La Marche funèbre de Cherubini fue la pieza con la que abrió una relectura de lo significativo del óbito. De ritmo regular y mordaz, las notas de tintes oscuros daban paso a un desarrollo melódico disonante, anticipándose a la dimensión fúnebre que anuncia el ánimo del programa. De más a menos, la orquestación trabajó una sinuosidad y misticismo sonoro al que Equilbey tuvo bien en intensificar, dando paso a un sonido más suntuoso propiciado por las secciones de cuerda y viento. El efecto introspectivo estuvo muy marcado en una lectura que confería al oyente la antesala del estado mortuorio, pero que cambiaría la significación junto a la unión de las siguientes piezas.
Y hablando de antesalas de la muerte, una de estas podría ser la del olvido; algo que la música de Louise Farrenc conoce sobradamente, ya que el mundo melódico de esta compositora estuvo denostado por un largo tiempo. Equilbey trabajó la esencia de su estilo —entre dos aguas, el clásico y el romántico— de la Sinfonía núm. 1 en do menor. La presencia de la muerte, posicionada como puente de la atmósfera poética de Farrenc, se convierte aquí en una muestra en cuatro movimientos de los comicios de admiración por la compositora, basada en la revalorización y la innovación del Sturm und Drang. De melodías clásicas y sombrías, la sinfonía se desarrolló bajo el protagonismo melódico de dos temas conjugados. Entre líneas introductorias y desarrollos amplios en los que la melodía se desplegó principalmente por las cuerdas (y un amplio desarrollo del violín) de la Franz Schubert Filharmonia, los tempi y formas evolucionaron al dinamismo de los anteriores movimientos, terminando con una secuencia de cambios rítmicos y retornos motívicos.

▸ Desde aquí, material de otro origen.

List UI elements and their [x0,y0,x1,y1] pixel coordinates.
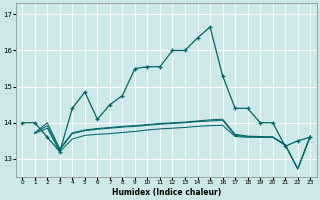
X-axis label: Humidex (Indice chaleur): Humidex (Indice chaleur) [112,188,221,197]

Llegando al principal tema del concierto, el Réquiem de Fauré, el camino recorrido entre el tenebrismo y la contemplación finalizaba con una mirada hacia el cielo entre la serenidad y el intimismo. La cara amable de la muerte se prenuncia en las líneas de Fauré en coro, orquesta, solistas y órgano; melodías reconfortantes que invitan a la paz final, de toque calmado y genial melodía de cuerdas. La directora francesa remarcó la interpretación del carácter contemplativo y del trato meditativo de melodías y voces con el que Fauré marcó la historia de las marchas fúnebres; la luminosidad vocal de Núria Rial aportó emotividad y elegancia, y la de José Antonio López, la expresividad espiritual del texto, acompañados ambos de un conjunto coral que edificó la pieza de principio a fin, gracias al Cor de Cambra del Palau y a la plenitud sinfónico-coral a la que trascendió. Entre las tonalidades recogidas de las distintas secciones, la lectura del Réquiem transformó el transcurso de un programa que abarcaba la visión de la muerte como aquello sombrío, acabó reposando la mirada en la ascensión y la claridad del poner punto y final en la más absoluta tranquilidad.